This Is Your Captain Speaking: Will the Gentleman in Seat 21A Please Stop Surfing Porn
Now that air-to-ground broadband has added Internet porn to American Airlines’ in-flight entertainment offerings, the company’s flight attendants are asking that it be taken off. The Association of Professional Flight Attendants, which represents 19,000 AA employees, is urging the airline to block access to Web content it feels is family-unfriendly.

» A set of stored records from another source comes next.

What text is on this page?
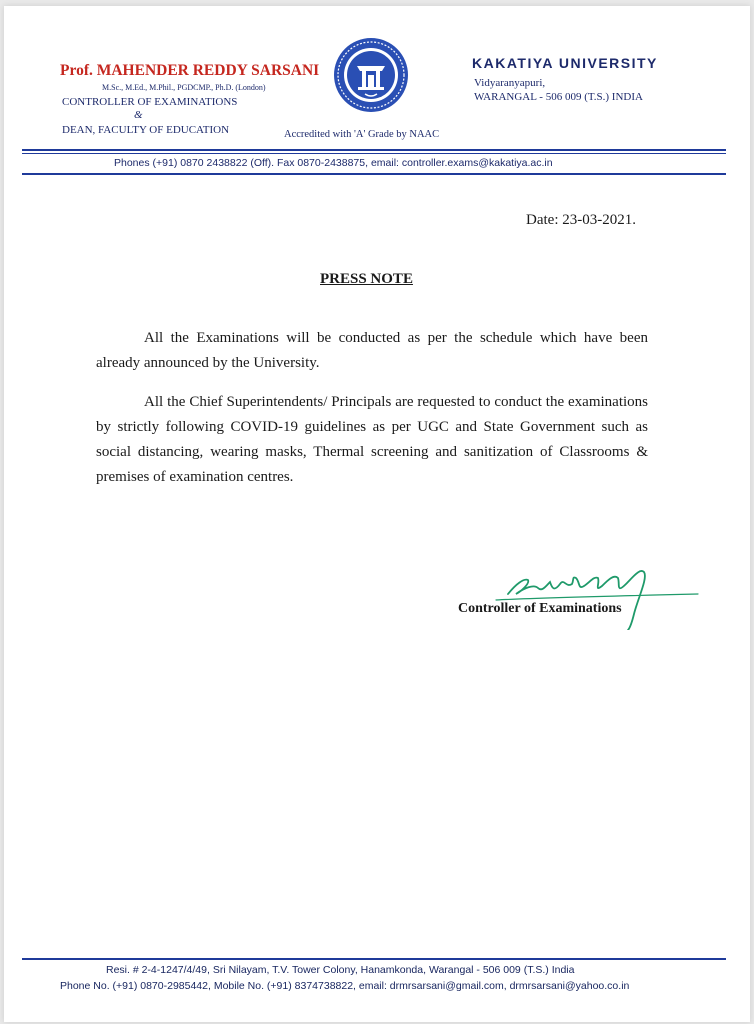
Prof. MAHENDER REDDY SARSANI
M.Sc., M.Ed., M.Phil., PGDCMP., Ph.D. (London)
CONTROLLER OF EXAMINATIONS
&
DEAN, FACULTY OF EDUCATION	Accredited with 'A' Grade by NAAC
KAKATIYA UNIVERSITY
Vidyaranyapuri,
WARANGAL - 506 009 (T.S.) INDIA
Phones (+91) 0870 2438822 (Off). Fax 0870-2438875, email: controller.exams@kakatiya.ac.in
Date: 23-03-2021.
PRESS NOTE

All the Examinations will be conducted as per the schedule which have been already announced by the University.

All the Chief Superintendents/ Principals are requested to conduct the examinations by strictly following COVID-19 guidelines as per UGC and State Government such as social distancing, wearing masks, Thermal screening and sanitization of Classrooms & premises of examination centres.

Controller of Examinations
Resi. # 2-4-1247/4/49, Sri Nilayam, T.V. Tower Colony, Hanamkonda, Warangal - 506 009 (T.S.) India
Phone No. (+91) 0870-2985442, Mobile No. (+91) 8374738822, email: drmrsarsani@gmail.com, drmrsarsani@yahoo.co.in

“We’ve heard a lot of complaints from flight attendants and passengers,” union spokesman David Roscow told Bloomberg, though he didn’t offer up any actual incidents as proof. Which isn’t all that surprising, really. After all, travelers have been able to bring pornography on flights for as long as there have been commercial airlines. For crying out loud, airport gift shops and newsstands sell porn. But it’s rarely a problem in-flight because … well, who wants to be the creepy porn guy in seat 21A? And if you don’t mind being that guy and your presence troubles other passengers, your airline obviously have ways of managing that. Said American Airlines (AMR) spokesperson Tim Smith:
Our policy is to provide Wi-Fi capabilities the way customers are most familiar using [them] at home, office, coffee shops and on the road–with unfiltered connections that allow customers to get what they need, when they need it. While it does provide a new access point for information and content, customers viewing inappropriate material on-board a flight is not a new scenario for our crews who have always managed this issue with great success.”